Meningitis due to H. influenzae serotype b (Hib), an encapsulated pleomorphic gram-negative coccobacilli, is now uncommon in most countries, because of the use of the effective Hib vaccine. Without the use of the Hib vaccine, H. influenzae can be the primary cause of meningitis in children 2 months thru 5 years of age. H. influenzae can be found in the throats of healthy individuals, including infants and young children. By five years of age, most children have developed immunity to this microbe. Infants older than 2 months of age, however, do not produce a sufficient protective antibody response and are susceptible to serious disease. The intracranial pressure caused by this infection leads to a 5% mortality rate and 20% incidence of deafness or brain damage in survivors.
H. influenzae produces at least 16 different virulence factors, including LOS, which triggers inflammation, and Haemophilus adhesion and penetration factor (Hap), which aids in attachment and invasion into respiratory epithelial cells. The bacterium also has a polysaccharide capsule that helps it avoid phagocytosis, as well as factors such as IgA1 protease and P2 protein that allow it to evade antibodies secreted from mucous membranes. In addition, factors such as hemoglobin-binding protein (Hgp) and transferrin-binding protein (Tbp) acquire iron from hemoglobin and transferrin, respectively, for bacterial growth.
Preliminary diagnosis of H. influenzae infections can be made by direct PCR and a smear of CSF. Stained smears will reveal intracellular and extracellular PMNs with small, pleomorphic, gram-negative coccobacilli or filamentous forms that are characteristic of H. influenzae. Initial confirmation of this genus can be based on its fastidious growth on chocolate agar. Identification is confirmed with requirements for exogenous biochemical growth cofactors NAD and heme (by MALDI-TOF), latex agglutination, and RT-PCR.
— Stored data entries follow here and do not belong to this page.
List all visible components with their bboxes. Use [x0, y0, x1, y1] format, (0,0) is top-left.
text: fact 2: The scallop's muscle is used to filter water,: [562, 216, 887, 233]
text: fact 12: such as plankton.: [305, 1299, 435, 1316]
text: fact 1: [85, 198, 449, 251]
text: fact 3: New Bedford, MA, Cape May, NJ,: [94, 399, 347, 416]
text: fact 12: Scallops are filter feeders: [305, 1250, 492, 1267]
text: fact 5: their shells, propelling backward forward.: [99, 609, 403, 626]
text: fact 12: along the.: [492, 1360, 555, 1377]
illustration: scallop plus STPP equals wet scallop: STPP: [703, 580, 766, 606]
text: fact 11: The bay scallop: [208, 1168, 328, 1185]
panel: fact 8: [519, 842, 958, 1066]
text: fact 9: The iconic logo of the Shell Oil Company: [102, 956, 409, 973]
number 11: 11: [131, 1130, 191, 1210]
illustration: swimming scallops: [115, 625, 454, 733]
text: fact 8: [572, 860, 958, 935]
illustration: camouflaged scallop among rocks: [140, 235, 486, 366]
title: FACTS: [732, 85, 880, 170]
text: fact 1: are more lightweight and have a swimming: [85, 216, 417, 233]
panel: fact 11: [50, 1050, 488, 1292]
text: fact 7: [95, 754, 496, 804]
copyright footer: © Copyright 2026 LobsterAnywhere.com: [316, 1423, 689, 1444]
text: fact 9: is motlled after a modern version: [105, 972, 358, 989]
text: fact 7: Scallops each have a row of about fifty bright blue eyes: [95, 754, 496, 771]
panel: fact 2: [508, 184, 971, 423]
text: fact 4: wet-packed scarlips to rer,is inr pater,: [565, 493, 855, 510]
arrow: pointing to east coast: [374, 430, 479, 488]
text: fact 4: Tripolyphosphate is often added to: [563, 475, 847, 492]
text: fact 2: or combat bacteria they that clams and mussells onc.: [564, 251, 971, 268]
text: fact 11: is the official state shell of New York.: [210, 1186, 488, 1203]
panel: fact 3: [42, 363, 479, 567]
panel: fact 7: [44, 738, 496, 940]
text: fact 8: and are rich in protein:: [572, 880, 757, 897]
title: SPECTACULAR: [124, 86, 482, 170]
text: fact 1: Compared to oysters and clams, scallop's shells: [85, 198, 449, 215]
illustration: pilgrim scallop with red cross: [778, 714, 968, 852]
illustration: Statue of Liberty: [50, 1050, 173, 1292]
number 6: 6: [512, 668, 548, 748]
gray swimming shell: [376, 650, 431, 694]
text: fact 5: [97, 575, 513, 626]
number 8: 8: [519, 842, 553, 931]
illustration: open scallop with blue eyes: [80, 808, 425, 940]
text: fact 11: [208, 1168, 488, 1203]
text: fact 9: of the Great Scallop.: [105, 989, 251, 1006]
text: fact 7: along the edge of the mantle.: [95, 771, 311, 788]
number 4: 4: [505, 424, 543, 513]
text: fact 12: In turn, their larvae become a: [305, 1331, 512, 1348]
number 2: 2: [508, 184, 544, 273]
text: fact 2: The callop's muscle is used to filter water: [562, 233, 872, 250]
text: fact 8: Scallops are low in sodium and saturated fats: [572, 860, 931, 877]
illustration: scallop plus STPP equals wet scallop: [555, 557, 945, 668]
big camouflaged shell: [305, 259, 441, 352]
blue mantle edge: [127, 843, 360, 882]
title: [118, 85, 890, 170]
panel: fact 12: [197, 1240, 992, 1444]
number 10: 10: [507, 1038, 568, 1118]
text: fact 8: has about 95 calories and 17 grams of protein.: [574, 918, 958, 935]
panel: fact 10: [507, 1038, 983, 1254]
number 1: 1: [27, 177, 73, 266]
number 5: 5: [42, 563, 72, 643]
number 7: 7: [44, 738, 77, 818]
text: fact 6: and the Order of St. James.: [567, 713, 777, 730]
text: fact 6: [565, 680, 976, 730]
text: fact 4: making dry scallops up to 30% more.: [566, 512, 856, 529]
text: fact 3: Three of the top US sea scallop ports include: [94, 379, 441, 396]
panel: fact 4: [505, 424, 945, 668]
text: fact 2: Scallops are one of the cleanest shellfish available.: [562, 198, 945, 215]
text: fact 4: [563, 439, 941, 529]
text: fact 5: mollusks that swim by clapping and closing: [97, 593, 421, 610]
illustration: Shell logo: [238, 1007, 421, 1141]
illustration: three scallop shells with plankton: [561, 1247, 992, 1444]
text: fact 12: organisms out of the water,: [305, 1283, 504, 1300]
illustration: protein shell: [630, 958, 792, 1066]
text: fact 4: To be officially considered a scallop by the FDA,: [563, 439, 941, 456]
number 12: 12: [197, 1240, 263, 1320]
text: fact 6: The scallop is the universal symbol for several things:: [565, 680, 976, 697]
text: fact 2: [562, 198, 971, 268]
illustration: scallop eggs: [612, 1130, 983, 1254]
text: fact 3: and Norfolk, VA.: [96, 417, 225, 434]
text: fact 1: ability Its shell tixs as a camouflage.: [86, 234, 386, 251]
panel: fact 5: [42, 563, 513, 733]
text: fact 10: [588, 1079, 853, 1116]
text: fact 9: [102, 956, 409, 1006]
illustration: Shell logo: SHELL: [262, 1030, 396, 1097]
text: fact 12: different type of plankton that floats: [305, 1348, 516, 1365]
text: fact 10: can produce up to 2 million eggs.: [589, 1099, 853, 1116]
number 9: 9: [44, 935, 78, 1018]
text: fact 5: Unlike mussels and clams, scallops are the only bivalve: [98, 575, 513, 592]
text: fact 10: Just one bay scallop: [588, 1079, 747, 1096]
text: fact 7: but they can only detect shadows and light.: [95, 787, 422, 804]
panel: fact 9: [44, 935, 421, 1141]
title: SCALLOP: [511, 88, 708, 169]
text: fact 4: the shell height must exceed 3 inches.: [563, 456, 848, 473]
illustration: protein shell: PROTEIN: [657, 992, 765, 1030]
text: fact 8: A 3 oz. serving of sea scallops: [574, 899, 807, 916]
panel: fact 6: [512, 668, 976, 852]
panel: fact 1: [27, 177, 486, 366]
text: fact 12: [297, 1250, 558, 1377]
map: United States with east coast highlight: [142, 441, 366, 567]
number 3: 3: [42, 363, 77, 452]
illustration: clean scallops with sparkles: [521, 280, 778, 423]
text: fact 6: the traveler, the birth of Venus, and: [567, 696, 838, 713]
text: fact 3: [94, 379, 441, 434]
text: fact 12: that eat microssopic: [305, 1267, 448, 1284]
Meningitis caused by H. influenzae is usually treated with doxycycline, fluoroquinolones, second- and third-generation cephalosporins, and carbapenems. The best means of preventing H. influenza infection is with the use of the Hib polysaccharide conjugate vaccine. It is recommended that all children receive this vaccine at 2, 4, and 6 months of age, with a final booster dose at 12 to 15 months of age.